The number of respondents who expect their families to be better off financially in a year's time fell to 32.8 per cent, down 5.6 percentage points from September, marking the lowest level since February. On the other hand, 6.4 per cent (almost unchanged from a year ago) expect to be worse off, the highest recorded since February.

When thinking of future economic conditions in Singapore, 51.1 per cent of respondents expect the country to have "good times" financially over the next 12 months, down 4.5 percentage points from September, while some 11.1 per cent (down 1.6 percentage points) expect "bad times".

Over the longer term, 48.8 per cent (down 3.2 percentage points from September) of the respondents expect Singapore to have "good times" financially in the next five years but 10.3 per cent (down 1.6 percentage points) expect bad times.

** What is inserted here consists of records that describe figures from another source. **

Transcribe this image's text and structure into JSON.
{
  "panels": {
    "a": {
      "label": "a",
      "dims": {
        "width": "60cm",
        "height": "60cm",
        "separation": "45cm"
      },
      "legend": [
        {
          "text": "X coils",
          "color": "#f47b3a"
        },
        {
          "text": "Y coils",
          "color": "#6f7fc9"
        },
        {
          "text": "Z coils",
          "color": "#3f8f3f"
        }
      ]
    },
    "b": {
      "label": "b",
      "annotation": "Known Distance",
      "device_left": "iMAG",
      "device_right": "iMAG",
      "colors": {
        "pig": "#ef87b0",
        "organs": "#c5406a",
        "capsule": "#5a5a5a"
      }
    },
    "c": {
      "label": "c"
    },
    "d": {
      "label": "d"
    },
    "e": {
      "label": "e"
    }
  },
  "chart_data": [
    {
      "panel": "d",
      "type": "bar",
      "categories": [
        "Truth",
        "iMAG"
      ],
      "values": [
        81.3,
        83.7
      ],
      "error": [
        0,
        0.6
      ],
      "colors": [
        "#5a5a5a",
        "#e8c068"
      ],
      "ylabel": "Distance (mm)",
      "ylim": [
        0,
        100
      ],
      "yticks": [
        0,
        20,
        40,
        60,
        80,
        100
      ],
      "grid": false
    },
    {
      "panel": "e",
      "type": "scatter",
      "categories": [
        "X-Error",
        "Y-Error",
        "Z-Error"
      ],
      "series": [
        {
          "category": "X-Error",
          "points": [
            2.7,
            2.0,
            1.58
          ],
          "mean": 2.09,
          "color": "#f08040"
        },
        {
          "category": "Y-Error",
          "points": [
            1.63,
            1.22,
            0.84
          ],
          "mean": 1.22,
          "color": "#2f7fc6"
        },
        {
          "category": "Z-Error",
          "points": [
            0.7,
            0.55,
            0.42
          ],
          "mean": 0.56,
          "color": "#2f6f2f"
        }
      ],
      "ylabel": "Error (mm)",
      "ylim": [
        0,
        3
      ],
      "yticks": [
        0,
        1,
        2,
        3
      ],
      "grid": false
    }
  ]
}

The number of respondents who felt now is a good time to buy major household items dipped to 19.9 per cent (down 4.2 percentage points) while 17.6 per cent (up 2.5 percentage points) felt it is a bad time to do so.

Mr Maguire noted that the growth outlook has also dimmed as persisting cyclical headwinds are likely to weigh on Singapore's external-oriented sectors. Meanwhile, domestic conditions are not providing a good buffer at this stage as higher rates might weigh on mortgage repayments.

"The confluence of external and domestic headwinds suggests that local consumer confidence is more likely to soften, then strengthen, in the coming months," he said. "A similar dynamic should thus be expected for domestic demand. As a result, Singapore is likely to remain perilously close to a technical recession in the subsequent months."